In the morning, emails from teachers arrive one after the other while she still looks for her math homework. She completed it a week ago, but lost it in the house – how is that even possible? She bursts out laughing at my first attempts to cook Chinese food. She reads poems by Apollinaire, because she has to, and verses by Rupi Kaur, because she loves them. No, I am not kidding myself: I know that Tik Tok will eventually win her over by the end of the day.

She cuts and sews clothes – a family gift from her father’s side. We watch Martin Luther King’s “I have a dream” speech for her English class. In the evening, she confides in me about her old childish fears, she shares secrets with me, small and big. Although, it’s clear, I shouldn’t expect her to talk to me about the issue that was raised within her teenage group of friends. They say among themselves that the schools will reopen after Easter. I tell her one day at a time.


 – Elis Kiss

And all of a sudden the clocks stopped their countdown. The alarm clock fell silent. We don’t rush to make it to school in time for the first bell. The app I usually consult for traffic information on the highway towards Faliro is now useless. The minute hands are not an enemy army anymore, marching in quickstep to achieve another defeat: that I didn’t manage to leave on time, to arrive early, to send that email, to get back home on time.

Time has suddenly expanded, it seems to be never ending; there is, after all, no expiry date on this quarantine. Along with this redefinition of time there has been a redefinition of work routines, of home life and of human relationships. Someone who would have been considered rude a few days ago because they refused a handshake is now seen as a responsible citizen.
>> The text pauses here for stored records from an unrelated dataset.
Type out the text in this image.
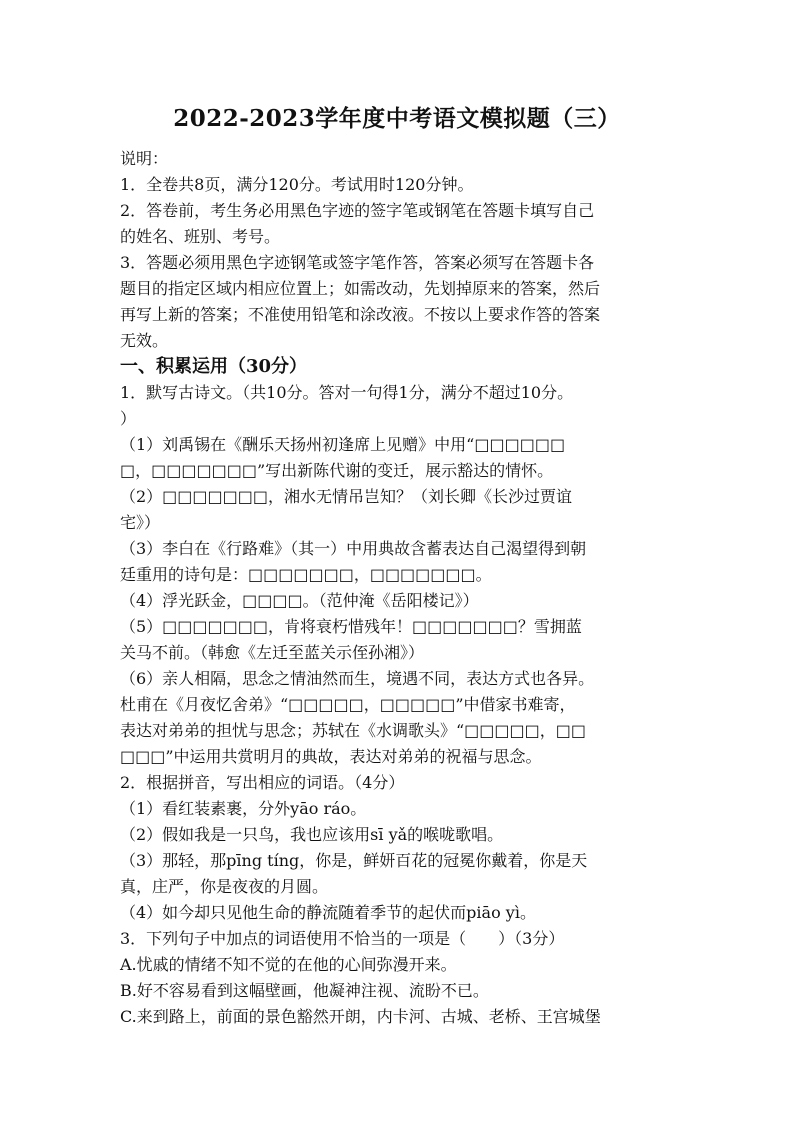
2022-2023学年度中考语文模拟题（三）
说明：
1．全卷共8页，满分120分。考试用时120分钟。
2．答卷前，考生务必用黑色字迹的签字笔或钢笔在答题卡填写自己
的姓名、班别、考号。
3．答题必须用黑色字迹钢笔或签字笔作答，答案必须写在答题卡各
题目的指定区域内相应位置上；如需改动，先划掉原来的答案，然后
再写上新的答案；不准使用铅笔和涂改液。不按以上要求作答的答案
无效。
一、积累运用（30分）
1．默写古诗文。（共10分。答对一句得1分，满分不超过10分。
）
（1）刘禹锡在《酬乐天扬州初逢席上见赠》中用“□□□□□□
□，□□□□□□□”写出新陈代谢的变迁，展示豁达的情怀。
（2）□□□□□□□，湘水无情吊岂知？（刘长卿《长沙过贾谊
宅》）
（3）李白在《行路难》（其一）中用典故含蓄表达自己渴望得到朝
廷重用的诗句是：□□□□□□□，□□□□□□□。
（4）浮光跃金，□□□□。（范仲淹《岳阳楼记》）
（5）□□□□□□□，肯将衰朽惜残年！□□□□□□□？雪拥蓝
关马不前。（韩愈《左迁至蓝关示侄孙湘》）
（6）亲人相隔，思念之情油然而生，境遇不同，表达方式也各异。
杜甫在《月夜忆舍弟》“□□□□□，□□□□□”中借家书难寄，
表达对弟弟的担忧与思念；苏轼在《水调歌头》“□□□□□，□□
□□□”中运用共赏明月的典故，表达对弟弟的祝福与思念。
2．根据拼音，写出相应的词语。（4分）
（1）看红装素裹，分外yāo ráo。
（2）假如我是一只鸟，我也应该用sī yǎ的喉咙歌唱。
（3）那轻，那pīng tíng，你是，鲜妍百花的冠冕你戴着，你是天
真，庄严，你是夜夜的月圆。
（4）如今却只见他生命的静流随着季节的起伏而piāo yì。
3．下列句子中加点的词语使用不恰当的一项是（　　）（3分）
A.忧戚的情绪不知不觉的在他的心间弥漫开来。
B.好不容易看到这幅壁画，他凝神注视、流盼不已。
C.来到路上，前面的景色豁然开朗，内卡河、古城、老桥、王宫城堡
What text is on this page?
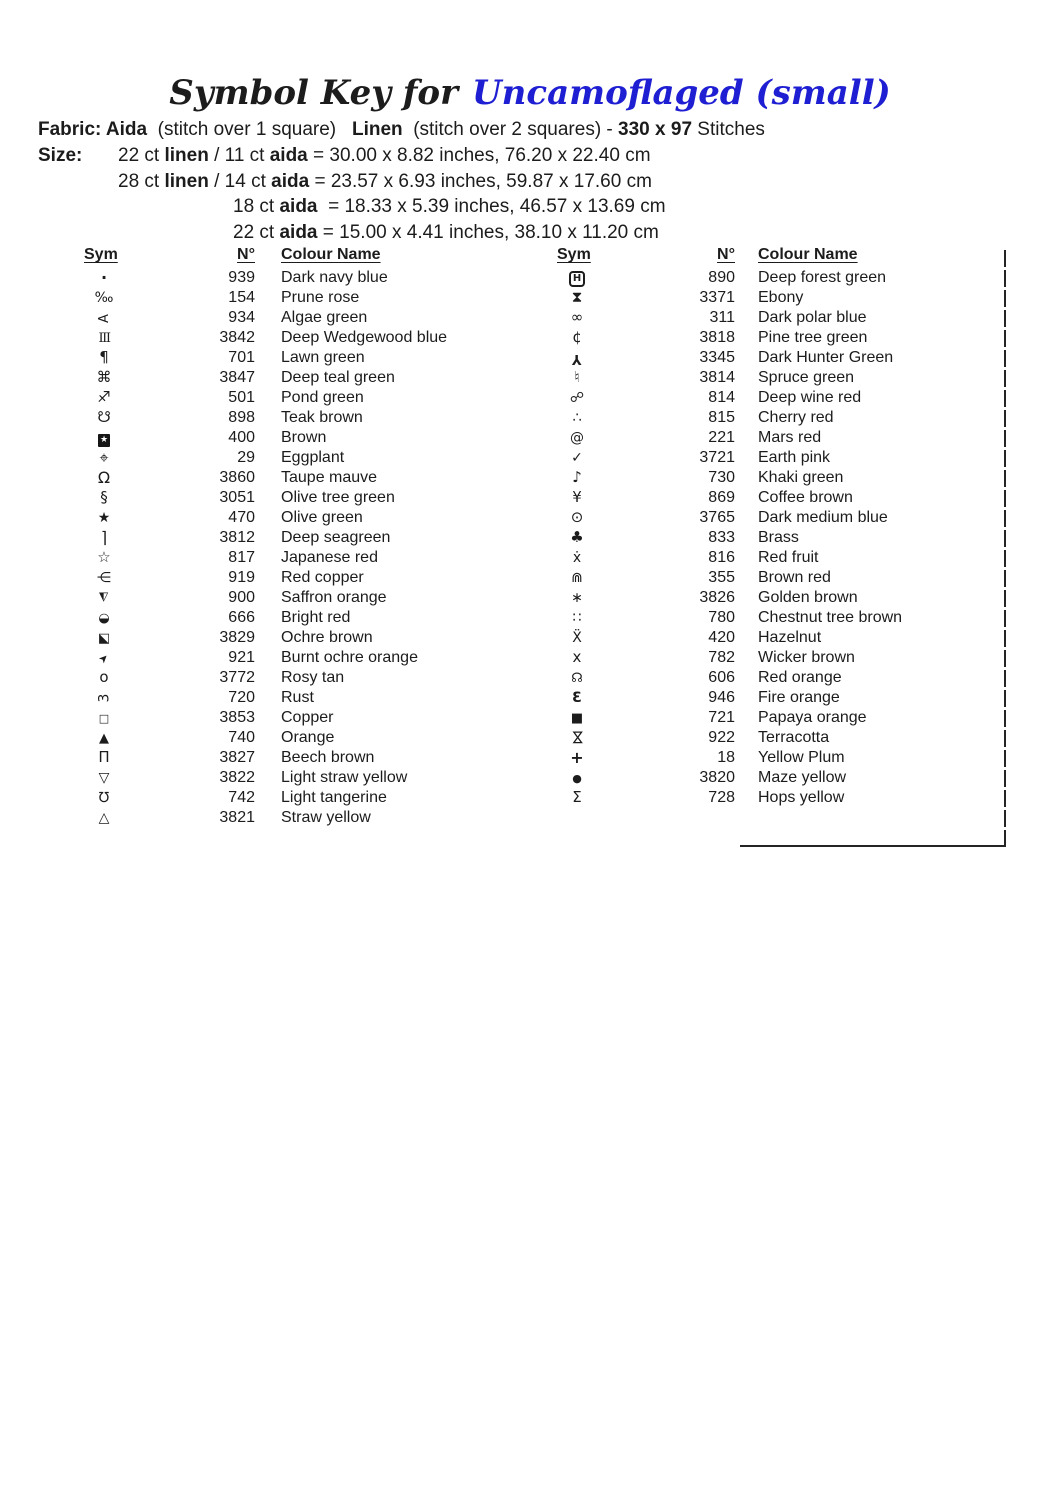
Symbol Key for Uncamoflaged (small)
Fabric: Aida  (stitch over 1 square)   Linen  (stitch over 2 squares) - 330 x 97 Stitches
Size: 22 ct linen / 11 ct aida = 30.00 x 8.82 inches, 76.20 x 22.40 cm
28 ct linen / 14 ct aida = 23.57 x 6.93 inches, 59.87 x 17.60 cm
18 ct aida  = 18.33 x 5.39 inches, 46.57 x 13.69 cm
22 ct aida = 15.00 x 4.41 inches, 38.10 x 11.20 cm
Sym	N°	Colour Name
·	939	Dark navy blue
‰	154	Prune rose
A	934	Algae green
III	3842	Deep Wedgewood blue
¶	701	Lawn green
⌘	3847	Deep teal green
♐	501	Pond green
☋	898	Teak brown
★	400	Brown
⌖	29	Eggplant
Ω	3860	Taupe mauve
§	3051	Olive tree green
★	470	Olive green
⌉	3812	Deep seagreen
☆	817	Japanese red
⋲	919	Red copper
◮	900	Saffron orange
◒	666	Bright red
◪	3829	Ochre brown
➤	921	Burnt ochre orange
o	3772	Rosy tan
3	720	Rust
□	3853	Copper
▲	740	Orange
Π	3827	Beech brown
▽	3822	Light straw yellow
℧	742	Light tangerine
△	3821	Straw yellow
Sym	N°	Colour Name
H	890	Deep forest green
⧗	3371	Ebony
∞	311	Dark polar blue
¢	3818	Pine tree green
Y	3345	Dark Hunter Green
♮	3814	Spruce green
☍	814	Deep wine red
∴	815	Cherry red
@	221	Mars red
✓	3721	Earth pink
♪	730	Khaki green
¥	869	Coffee brown
⊙	3765	Dark medium blue
♣	833	Brass
ẋ	816	Red fruit
⋒	355	Brown red
∗	3826	Golden brown
∷	780	Chestnut tree brown
Ẍ	420	Hazelnut
x	782	Wicker brown
☊	606	Red orange
Ɛ	946	Fire orange
■	721	Papaya orange
⋈	922	Terracotta
+	18	Yellow Plum
●	3820	Maze yellow
Σ	728	Hops yellow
Those who we love we keep away from. We are present at our jobs working from a distance.


The only thing that stays the same is our house: it is our refuge, our safe space. There’s beauty in discovering it all over again, even if it happens when we’re scrubbing the most unlikely corners. It is wonderful to spend time with your loved ones without a timer. And when all this is over, it will be thrilling to rediscover the world.

– Maria Athanasiou

I make coffee. I open the balcony doors to breathe in fresh air. I feed the cats. I go on the internet. I read. I dust. I listen to the radio. I call my father, who’s in the village: “Eat well and be careful.”

I write for the newspaper. I answer emails. I cook. I watch television. I pet the cats. I put a load of washing on. I peel an orange. I go on the balcony. I write again. I speak with colleagues and friends on the phone. I go on the internet again. Maybe I’ll read a witty comment that will make me smile. These are the pieces that make up the puzzle of my new daily life in the times of a pandemic. The order might change but the overall picture stays the same: a mix of anxiety and optimism, a few “waves” of fear, love and gratitude for my loved ones, who are by my side even though they are not next to me, and a sense of responsibility.


A few days ago I went out for a short walk in the sunshine. I walked by a florist’s. I bought a bouquet of freesias. “To bring the spring inside the house”, I said to the florist, smiling. He grabbed another bouquet and gave it to me. “This is on the house,” he said. “And rest assured we will get through this!” Another week of confinement begins tomorrow. How different will we all be when this is over?